Creamy Mashed Potatoes (Printable version)

Buttery and smooth mashed potatoes with milk and cream for a creamy texture and rich flavor.

# What You'll Need:

→ Potatoes

01 - 2.2 lbs floury potatoes (Yukon Gold or Russet), peeled and cut into chunks

→ Dairy

02 - 1/2 cup whole milk, plus more as needed
03 - 1/4 cup unsalted butter, cubed and at room temperature
04 - 1/4 cup heavy cream

→ Seasonings

05 - 1 tsp fine sea salt, plus more to taste
06 - 1/4 tsp freshly ground white pepper
07 - Pinch of ground nutmeg (optional)

# Directions:

01 - Place the potato chunks in a large pot, cover with cold water, and add 1 tsp salt.
02 - Bring to a boil over medium-high heat, then reduce to a simmer and cook for 15–20 minutes until tender when pierced.
03 - Drain the potatoes thoroughly and return them to the pot.
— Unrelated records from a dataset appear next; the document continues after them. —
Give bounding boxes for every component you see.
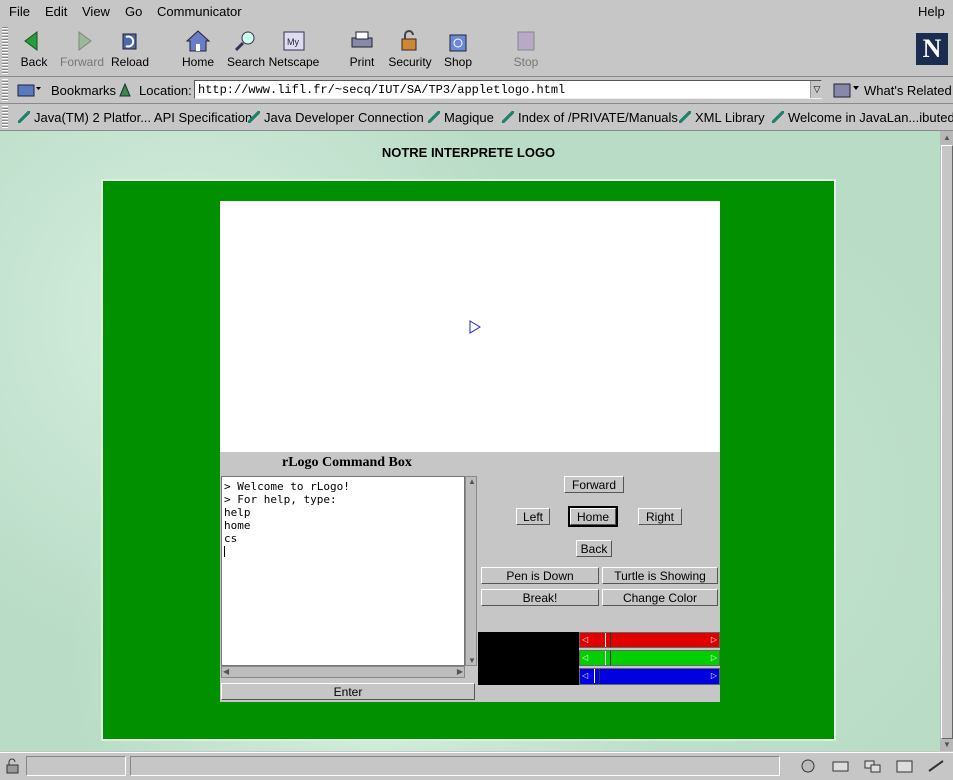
scroll-left-icon[interactable]: ◀ — [223, 667, 229, 676]
slider-right-icon[interactable]: ▷ — [711, 671, 717, 680]
discussions-component-icon[interactable] — [862, 758, 884, 774]
forward-button[interactable]: Forward — [564, 476, 624, 493]
stop-icon — [517, 31, 535, 51]
menu-bar: File Edit View Go Communicator Help — [0, 0, 953, 25]
bookmark-link[interactable]: Java Developer Connection — [248, 110, 424, 125]
back-button[interactable]: Back — [576, 540, 612, 557]
url-input[interactable]: http://www.lifl.fr/~secq/IUT/SA/TP3/appl… — [194, 80, 822, 99]
svg-text:My: My — [287, 37, 299, 47]
lock-icon — [401, 30, 417, 51]
slider-right-icon[interactable]: ▷ — [711, 635, 717, 644]
command-box-title: rLogo Command Box — [282, 455, 412, 470]
home-icon — [185, 30, 211, 52]
menu-communicator[interactable]: Communicator — [157, 4, 242, 19]
turtle-canvas[interactable] — [220, 201, 720, 452]
back-arrow-icon — [24, 31, 38, 51]
my-netscape-icon: My — [283, 31, 305, 51]
print-icon — [351, 31, 373, 48]
page-title: NOTRE INTERPRETE LOGO — [381, 145, 556, 160]
bookmarks-label[interactable]: Bookmarks — [51, 83, 116, 98]
bookmark-pen-icon — [428, 111, 440, 123]
turtle-icon — [469, 320, 481, 334]
menu-go[interactable]: Go — [125, 4, 142, 19]
forward-arrow-icon — [78, 31, 92, 51]
home-button[interactable]: Home — [568, 506, 618, 527]
command-textarea[interactable]: > Welcome to rLogo! > For help, type: he… — [221, 476, 465, 666]
command-vertical-scrollbar[interactable]: ▲ ▼ — [465, 476, 477, 666]
bookmark-link[interactable]: Java(TM) 2 Platfor... API Specification — [18, 110, 252, 125]
reload-icon — [122, 33, 137, 50]
progress-box — [26, 756, 126, 776]
green-slider[interactable]: ◁ ▷ — [579, 650, 720, 666]
stop-button[interactable]: Stop — [498, 26, 554, 74]
red-slider-thumb[interactable] — [605, 633, 612, 647]
scroll-thumb[interactable] — [941, 145, 953, 739]
reload-button[interactable]: Reload — [102, 26, 158, 74]
blue-slider-thumb[interactable] — [594, 669, 600, 683]
pen-toggle-button[interactable]: Pen is Down — [481, 567, 599, 584]
command-horizontal-scrollbar[interactable]: ◀ ▶ — [221, 666, 465, 678]
blue-slider[interactable]: ◁ ▷ — [579, 668, 720, 685]
slider-left-icon[interactable]: ◁ — [582, 653, 588, 662]
page-content: NOTRE INTERPRETE LOGO rLogo Command Box … — [0, 131, 940, 751]
url-dropdown-icon[interactable]: ▽ — [810, 81, 823, 98]
scroll-up-icon[interactable]: ▲ — [468, 477, 476, 486]
scroll-down-icon[interactable]: ▼ — [468, 656, 476, 665]
bookmark-link[interactable]: Magique — [428, 110, 494, 125]
netscape-logo: N — [916, 33, 948, 65]
whats-related-label[interactable]: What's Related — [864, 83, 952, 98]
location-grip[interactable] — [2, 79, 8, 101]
left-button[interactable]: Left — [516, 508, 550, 525]
navigator-component-icon[interactable] — [798, 758, 820, 774]
bookmark-pen-icon — [18, 111, 30, 123]
bookmarks-icon[interactable] — [16, 81, 42, 99]
command-panel: rLogo Command Box > Welcome to rLogo! > … — [220, 452, 720, 702]
whats-related-icon[interactable] — [832, 81, 860, 99]
location-icon[interactable] — [118, 82, 132, 98]
personal-toolbar: Java(TM) 2 Platfor... API Specification … — [0, 104, 953, 131]
text-cursor — [224, 546, 225, 557]
bookmark-link[interactable]: XML Library — [679, 110, 765, 125]
bookmark-pen-icon — [772, 111, 784, 123]
navigation-toolbar: Back Forward Reload Home Search My Netsc… — [0, 24, 953, 77]
status-text — [130, 756, 780, 776]
turtle-toggle-button[interactable]: Turtle is Showing — [602, 567, 718, 584]
bookmark-pen-icon — [679, 111, 691, 123]
green-slider-thumb[interactable] — [605, 651, 612, 665]
page-vertical-scrollbar[interactable]: ▲ ▼ — [940, 131, 953, 751]
scroll-right-icon[interactable]: ▶ — [457, 667, 463, 676]
address-book-component-icon[interactable] — [894, 758, 916, 774]
bookmark-link[interactable]: Index of /PRIVATE/Manuals — [502, 110, 678, 125]
red-slider[interactable]: ◁ ▷ — [579, 632, 720, 648]
location-label: Location: — [139, 83, 192, 98]
personal-toolbar-grip[interactable] — [2, 106, 8, 128]
security-status-icon[interactable] — [4, 758, 22, 774]
slider-right-icon[interactable]: ▷ — [711, 653, 717, 662]
scroll-up-icon[interactable]: ▲ — [943, 133, 951, 142]
bookmark-pen-icon — [248, 111, 260, 123]
mail-component-icon[interactable] — [830, 758, 852, 774]
netscape-button[interactable]: My Netscape — [266, 26, 322, 74]
bookmark-pen-icon — [502, 111, 514, 123]
scroll-down-icon[interactable]: ▼ — [943, 740, 951, 749]
shop-bag-icon — [449, 34, 467, 52]
enter-button[interactable]: Enter — [221, 683, 475, 700]
menu-view[interactable]: View — [82, 4, 110, 19]
right-button[interactable]: Right — [638, 508, 682, 525]
shop-button[interactable]: Shop — [430, 26, 486, 74]
bookmark-link[interactable]: Welcome in JavaLan...ibuted — [772, 110, 953, 125]
slider-left-icon[interactable]: ◁ — [582, 635, 588, 644]
break-button[interactable]: Break! — [481, 589, 599, 606]
menu-help[interactable]: Help — [918, 4, 945, 19]
search-icon — [234, 31, 255, 52]
menu-edit[interactable]: Edit — [45, 4, 67, 19]
change-color-button[interactable]: Change Color — [602, 589, 718, 606]
logo-applet: rLogo Command Box > Welcome to rLogo! > … — [101, 179, 836, 741]
menu-file[interactable]: File — [9, 4, 30, 19]
slider-left-icon[interactable]: ◁ — [582, 671, 588, 680]
color-preview-swatch — [478, 632, 579, 685]
composer-component-icon[interactable] — [926, 758, 948, 774]
status-bar — [0, 752, 953, 780]
location-bar: Bookmarks Location: http://www.lifl.fr/~… — [0, 77, 953, 104]
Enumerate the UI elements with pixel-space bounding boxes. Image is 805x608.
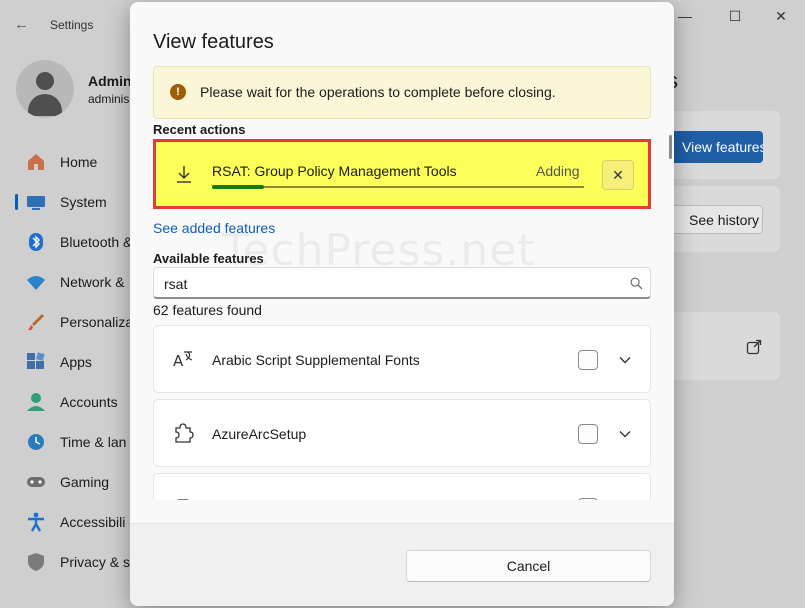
bluetooth-icon: [29, 233, 43, 251]
time-language-icon: [28, 434, 44, 450]
sidebar-item-time-language[interactable]: Time & lan: [0, 422, 135, 462]
progress-bar: [212, 185, 584, 189]
dialog-footer: Cancel: [130, 523, 674, 606]
sidebar-item-accounts[interactable]: Accounts: [0, 382, 135, 422]
recent-actions-heading: Recent actions: [153, 122, 246, 137]
sidebar-item-accessibility[interactable]: Accessibili: [0, 502, 135, 542]
close-window-icon[interactable]: ✕: [766, 8, 796, 28]
view-features-button[interactable]: View features: [660, 131, 763, 163]
apps-icon: [27, 352, 45, 369]
see-history-button[interactable]: See history: [660, 205, 763, 234]
selection-indicator: [15, 194, 18, 210]
system-icon: [27, 196, 45, 210]
download-icon: [177, 166, 191, 183]
watermark: TechPress.net: [222, 225, 536, 276]
font-icon: A: [173, 351, 193, 370]
sidebar-item-label: Privacy & s: [60, 554, 131, 570]
info-message: Please wait for the operations to comple…: [200, 84, 556, 100]
sidebar-item-label: Time & lan: [60, 434, 127, 450]
view-features-dialog: View features ! Please wait for the oper…: [130, 2, 674, 606]
feature-item[interactable]: [153, 473, 651, 500]
sidebar-item-home[interactable]: Home: [0, 142, 135, 182]
feature-checkbox[interactable]: [578, 498, 598, 500]
sidebar-item-label: Personaliza: [60, 314, 134, 330]
sidebar-item-personalization[interactable]: Personaliza: [0, 302, 135, 342]
feature-item[interactable]: AzureArcSetup: [153, 399, 651, 467]
gaming-icon: [27, 477, 45, 487]
sidebar-item-system[interactable]: System: [0, 182, 135, 222]
sidebar-item-label: Apps: [60, 354, 92, 370]
chevron-down-icon[interactable]: [618, 353, 632, 367]
minimize-icon[interactable]: —: [670, 8, 700, 28]
sidebar-item-network[interactable]: Network &: [0, 262, 135, 302]
puzzle-icon: [175, 423, 194, 443]
svg-text:A: A: [173, 352, 184, 370]
results-count: 62 features found: [153, 302, 262, 318]
privacy-security-icon: [28, 553, 44, 571]
sidebar-item-label: Home: [60, 154, 98, 170]
feature-name: AzureArcSetup: [212, 426, 307, 442]
app-title: Settings: [50, 18, 94, 32]
cancel-button[interactable]: Cancel: [406, 550, 651, 582]
chevron-down-icon[interactable]: [618, 427, 632, 441]
recent-action-status: Adding: [536, 163, 580, 179]
accessibility-icon: [28, 512, 44, 532]
network-icon: [27, 276, 45, 290]
profile-email: adminis: [88, 92, 130, 106]
feature-checkbox[interactable]: [578, 350, 598, 370]
sidebar-item-label: Bluetooth &: [60, 234, 133, 250]
sidebar-item-privacy-security[interactable]: Privacy & s: [0, 542, 135, 582]
profile-name: Admin: [88, 73, 132, 89]
sidebar-item-label: Accounts: [60, 394, 118, 410]
recent-action-name: RSAT: Group Policy Management Tools: [212, 163, 457, 179]
maximize-icon[interactable]: ☐: [720, 8, 750, 28]
sidebar-item-label: Accessibili: [60, 514, 126, 530]
sidebar-item-bluetooth[interactable]: Bluetooth &: [0, 222, 135, 262]
progress-fill: [212, 185, 265, 189]
search-icon[interactable]: [630, 277, 643, 290]
accounts-icon: [27, 393, 45, 411]
back-arrow-icon[interactable]: ←: [14, 16, 32, 33]
sidebar-item-label: Gaming: [60, 474, 110, 490]
sidebar-item-label: System: [60, 194, 107, 210]
feature-name: Arabic Script Supplemental Fonts: [212, 352, 420, 368]
cancel-operation-button[interactable]: ✕: [602, 160, 634, 190]
sidebar-item-apps[interactable]: Apps: [0, 342, 135, 382]
settings-sidebar: Home System Bluetooth & Network & Person…: [0, 142, 135, 582]
avatar: [16, 60, 74, 118]
sidebar-item-label: Network &: [60, 274, 125, 290]
features-list: A Arabic Script Supplemental Fonts Azure…: [153, 325, 651, 500]
warning-icon: !: [170, 84, 186, 100]
feature-icon: [177, 499, 189, 500]
sidebar-item-gaming[interactable]: Gaming: [0, 462, 135, 502]
scrollbar[interactable]: [669, 135, 672, 159]
feature-checkbox[interactable]: [578, 424, 598, 444]
search-input[interactable]: [164, 274, 604, 294]
dialog-title: View features: [153, 31, 274, 53]
home-icon: [28, 154, 44, 170]
personalization-icon: [28, 314, 44, 331]
feature-item[interactable]: A Arabic Script Supplemental Fonts: [153, 325, 651, 393]
external-link-icon: [746, 339, 762, 355]
recent-action-item: RSAT: Group Policy Management Tools Addi…: [153, 139, 651, 209]
info-bar: ! Please wait for the operations to comp…: [153, 66, 651, 119]
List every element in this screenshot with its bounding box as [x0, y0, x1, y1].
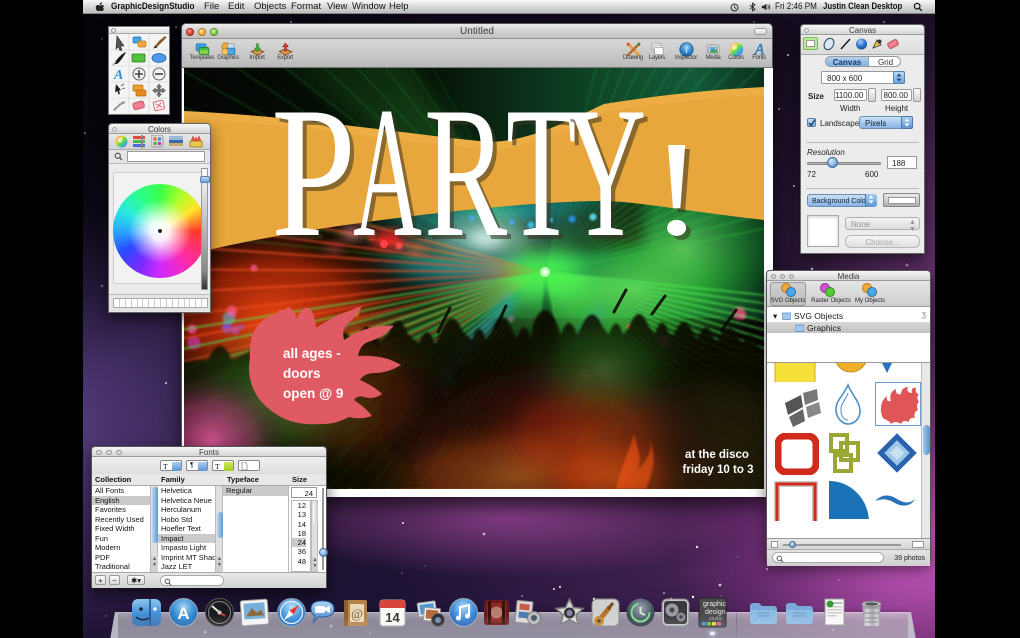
svg-text:i: i — [685, 45, 688, 55]
svg-text:R: R — [424, 69, 507, 276]
svg-text:at the disco: at the disco — [685, 449, 749, 461]
svg-text:P: P — [271, 69, 356, 276]
svg-text:graphic: graphic — [703, 601, 726, 608]
svg-text:studio: studio — [709, 616, 723, 622]
svg-text:14: 14 — [385, 610, 400, 625]
svg-text:A: A — [113, 68, 123, 83]
svg-text:design: design — [705, 609, 726, 616]
svg-text:Y: Y — [565, 70, 646, 276]
svg-text:doors: doors — [283, 366, 321, 381]
svg-text:@: @ — [351, 606, 363, 621]
svg-text:A: A — [177, 604, 189, 623]
svg-text:all ages -: all ages - — [283, 346, 341, 361]
svg-text:!: ! — [650, 113, 703, 264]
svg-text:open @ 9: open @ 9 — [283, 386, 343, 401]
svg-text:A: A — [353, 70, 422, 277]
svg-text:friday 10 to 3: friday 10 to 3 — [683, 464, 754, 476]
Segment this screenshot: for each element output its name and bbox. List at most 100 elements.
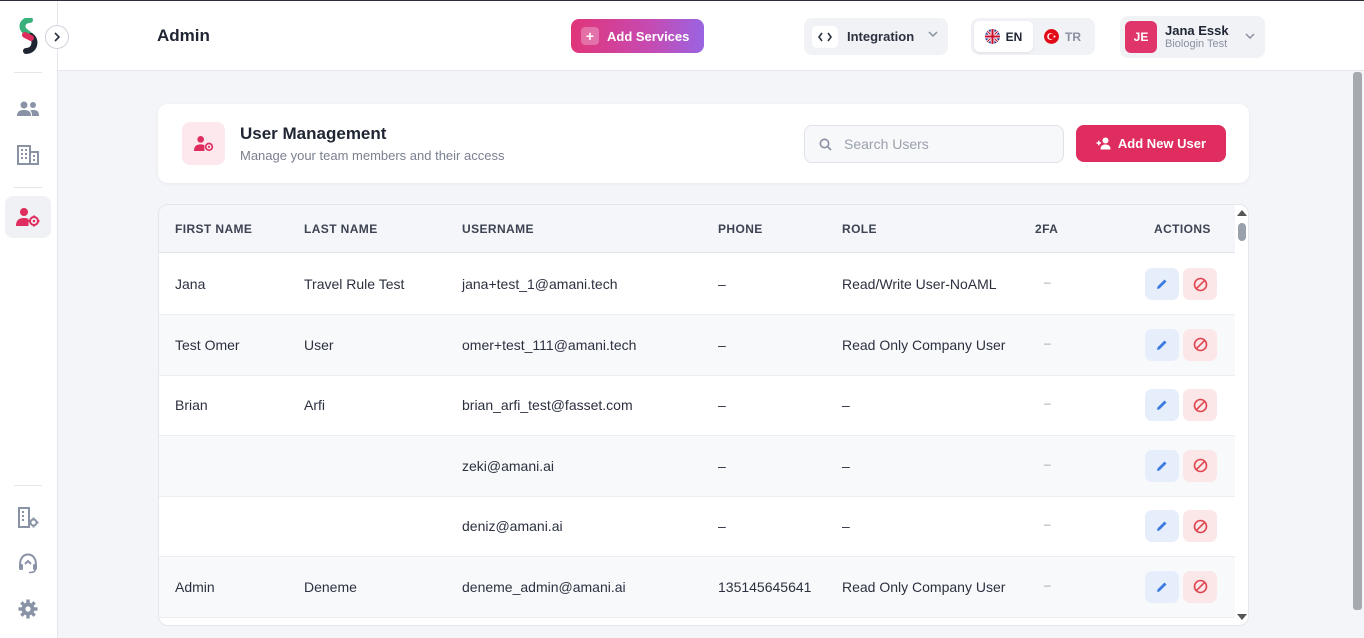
pencil-icon bbox=[1157, 521, 1167, 531]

Allow to steam dry over low heat for 1–2 minutes.
04 - Mash using a potato masher or pass through a potato ricer for an extra smooth texture.
05 - Gently warm the milk, cream, and butter in a small saucepan without boiling until the butter has melted.
06 - Gradually incorporate the warm dairy mixture into the mashed potatoes, stirring until smooth. Adjust texture with additional milk if needed.
07 - Season with salt, white pepper, and nutmeg if desired. Mix thoroughly and serve hot.

# Expert advice:

01 -
  • The secret to unbelievably smooth potatoes feels like sharing a cozy little kitchen whisper.
  • It’s the kind of comforting dish that wins over even the toughest critics at the table.
02 -
  • Letting the potatoes steam dry after draining is key to prevent watery mash.
  • Passing potatoes through a ricer changes everything by giving you perfect smoothness without gluey texture.
03 -
  • Use a ricer for ultra-smooth mash without the risk of overworking starch.
  • Warming the dairy before mixing prevents cold spots and keeps everything silky.